Complications of giving birth at a young age (teen years) are high and for some of these moms their infants will not survive into childhood. One of the goals of the program is to create a support system for teen moms to meet and create relationships with others in a similar situation.  Going back to school is heavily emphasized to all the teens, but it is not the best option for all of them.  For those who choose to go back to school, our lead nurse for the program has become a true advocate.

You might remember the teen mom that we wrote about in 10 days to save a life.  She is one of 3 girls enrolled postpartum into the program.  On a follow-up visit to her village this month, Yohanne and Pilirani, spoke with her about what she wants to do now.

She is an orphaned, unmarried, 14-year-old with a 6-month old baby, and she said she wants to go back to school, but was afraid to approach the headmaster at the nearby primary school.

So Pilirani went to the headmaster herself and advocated for Violet to be allowed to attend.  The headmaster readily agreed and even said they have had another teen mom who finished primary school with them and was allowed to leave class as needed to feed her baby.  That brave girl is now in secondary school!

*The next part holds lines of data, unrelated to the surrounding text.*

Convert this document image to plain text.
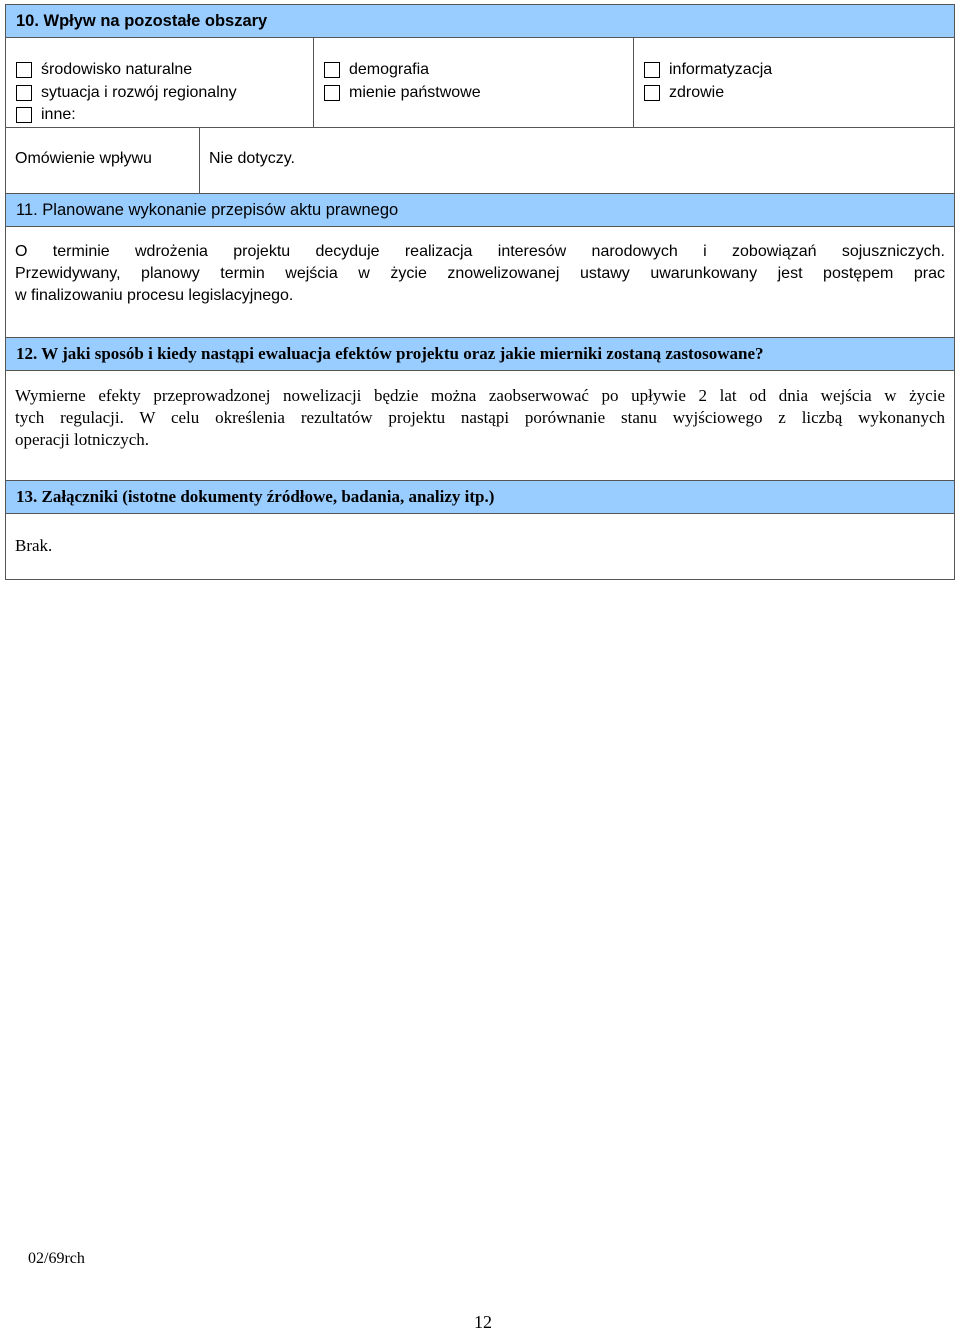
10. Wpływ na pozostałe obszary
środowisko naturalne
sytuacja i rozwój regionalny
inne:
demografia
mienie państwowe
informatyzacja
zdrowie
Omówienie wpływu	Nie dotyczy.
11. Planowane wykonanie przepisów aktu prawnego

O terminie wdrożenia projektu decyduje realizacja interesów narodowych i zobowiązań sojuszniczych.

Przewidywany, planowy termin wejścia w życie znowelizowanej ustawy uwarunkowany jest postępem prac

w finalizowaniu procesu legislacyjnego.

12. W jaki sposób i kiedy nastąpi ewaluacja efektów projektu oraz jakie mierniki zostaną zastosowane?

Wymierne efekty przeprowadzonej nowelizacji będzie można zaobserwować po upływie 2 lat od dnia wejścia w życie

tych regulacji. W celu określenia rezultatów projektu nastąpi porównanie stanu wyjściowego z liczbą wykonanych

operacji lotniczych.

13. Załączniki (istotne dokumenty źródłowe, badania, analizy itp.)

Brak.

02/69rch
12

Since Violet is a part of the TEMO Program, CLI Hospital will provide her uniforms, school books and other supplies needed to go back to school.

I was in tears as Pilirani told me about Violet and attending school. It’s a beautiful addition to a captivating story of renewal and rebirth in Christ’s love.  I am so excited to see how God will continue to change lives and restore people through the TEMO Program and His workers at Child Legacy Hospital.  Our next TEMO meeting is the 20th of September and I cannot wait!